2003 OPEN FORUM Abstracts
PULMONARY EMBOLISM FOLLOWING GASTRIC BYPASS SURGERY AT A MILITARY MEDICAL CENTER: A RETROSPECTIVE REVIEW
Austin E. Delacruz, Jr., RRT-NPS, RPFT, Rafaello Goeting, CRT, Sreekumar Subramanian MD,
Departments of Respiratory Therapy and Surgery, David Grant USAF Medical Center, Travis AFB, California, USA 94535
Purpose: Patients undergoing gastric bypass surgery for morbid obesity are at high risk for pulmonary and thromboembolic complications. Recent refinements in post-operative prophylactics against pulmonary embolism (PE) may be responsible for improving patient outcomes. The objective of the present study was to document the prevalence of PE following gastric bypass surgery at our institution in order to better inform patients of the procedure's risk and benefits.
Methods: We performed a retrospective chart review of all patients undergoing gastric bypass surgery for morbid obesity at our institution from 1996-1999. Patient demographics, body-mass index (BMI), operative times, and the presence or absence of pulmonary embolism as a complication were recorded in a database, along with pertinent factors.
RESULTS: 33 patients underwent gastric bypass surgery at our institution from 1996-1999. The mean BMI was 46 (Range 35-66). 5 of 33 patients (15%) were evaluated for pulmonary embolism with V/Q scan, CT scan or pulmonary angiogram. 1 patient (3%) had a fatal PE diagnosed at post-mortem examination.

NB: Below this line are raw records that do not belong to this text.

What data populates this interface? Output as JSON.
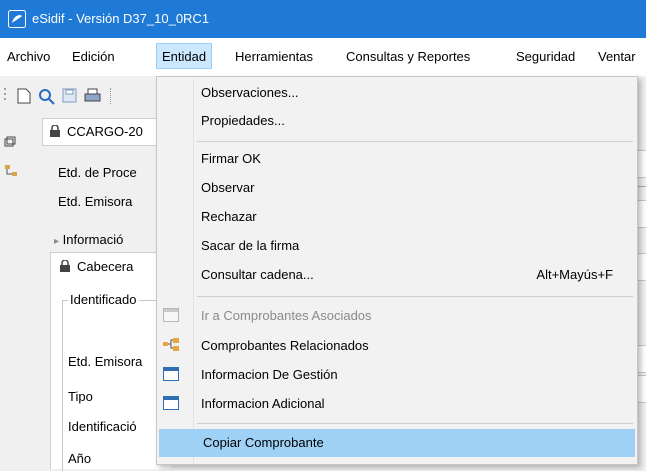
{
  "window": {
    "title": "eSidif - Versión D37_10_0RC1"
  },
  "menubar": {
    "items": [
      {
        "label": "Archivo"
      },
      {
        "label": "Edición"
      },
      {
        "label": "Entidad"
      },
      {
        "label": "Herramientas"
      },
      {
        "label": "Consultas y Reportes"
      },
      {
        "label": "Seguridad"
      },
      {
        "label": "Ventar"
      }
    ]
  },
  "toolbar": {
    "icons": [
      "new-document-icon",
      "search-icon",
      "save-icon",
      "print-icon"
    ]
  },
  "document": {
    "tab_label": "CCARGO-20",
    "fields": {
      "etd_proceso": "Etd. de Proce",
      "etd_emisora": "Etd. Emisora",
      "informacion": "Informació",
      "cabecera_tab": "Cabecera",
      "identificado": "Identificado",
      "etd_emisora2": "Etd. Emisora",
      "tipo": "Tipo",
      "identificacion": "Identificació",
      "anio": "Año"
    }
  },
  "entidad_menu": {
    "items": [
      {
        "label": "Observaciones...",
        "icon": ""
      },
      {
        "label": "Propiedades...",
        "icon": ""
      },
      {
        "label": "Firmar OK",
        "icon": ""
      },
      {
        "label": "Observar",
        "icon": ""
      },
      {
        "label": "Rechazar",
        "icon": ""
      },
      {
        "label": "Sacar de la firma",
        "icon": ""
      },
      {
        "label": "Consultar cadena...",
        "accelerator": "Alt+Mayús+F",
        "icon": ""
      },
      {
        "label": "Ir a Comprobantes Asociados",
        "icon": "window-icon",
        "disabled": true
      },
      {
        "label": "Comprobantes Relacionados",
        "icon": "hierarchy-icon"
      },
      {
        "label": "Informacion De Gestión",
        "icon": "window-icon"
      },
      {
        "label": "Informacion Adicional",
        "icon": "window-icon"
      },
      {
        "label": "Copiar Comprobante",
        "icon": "",
        "highlighted": true
      }
    ]
  },
  "colors": {
    "titlebar": "#1e7ad6",
    "menu_highlight": "#9fd0f5",
    "active_menu": "#cce8ff"
  }
}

CONCLUSION: Pulmonary embolism is an uncommon, but potentially lethal complication following gastric bypass surgery. Meticulous attention to posoperative prophylactics has reduced the rate of this complication.
Clinical Implication: Pulmonary embolism remains a source of mortality following gastric bypass surgery in a contemporary series of patients at a military medical center.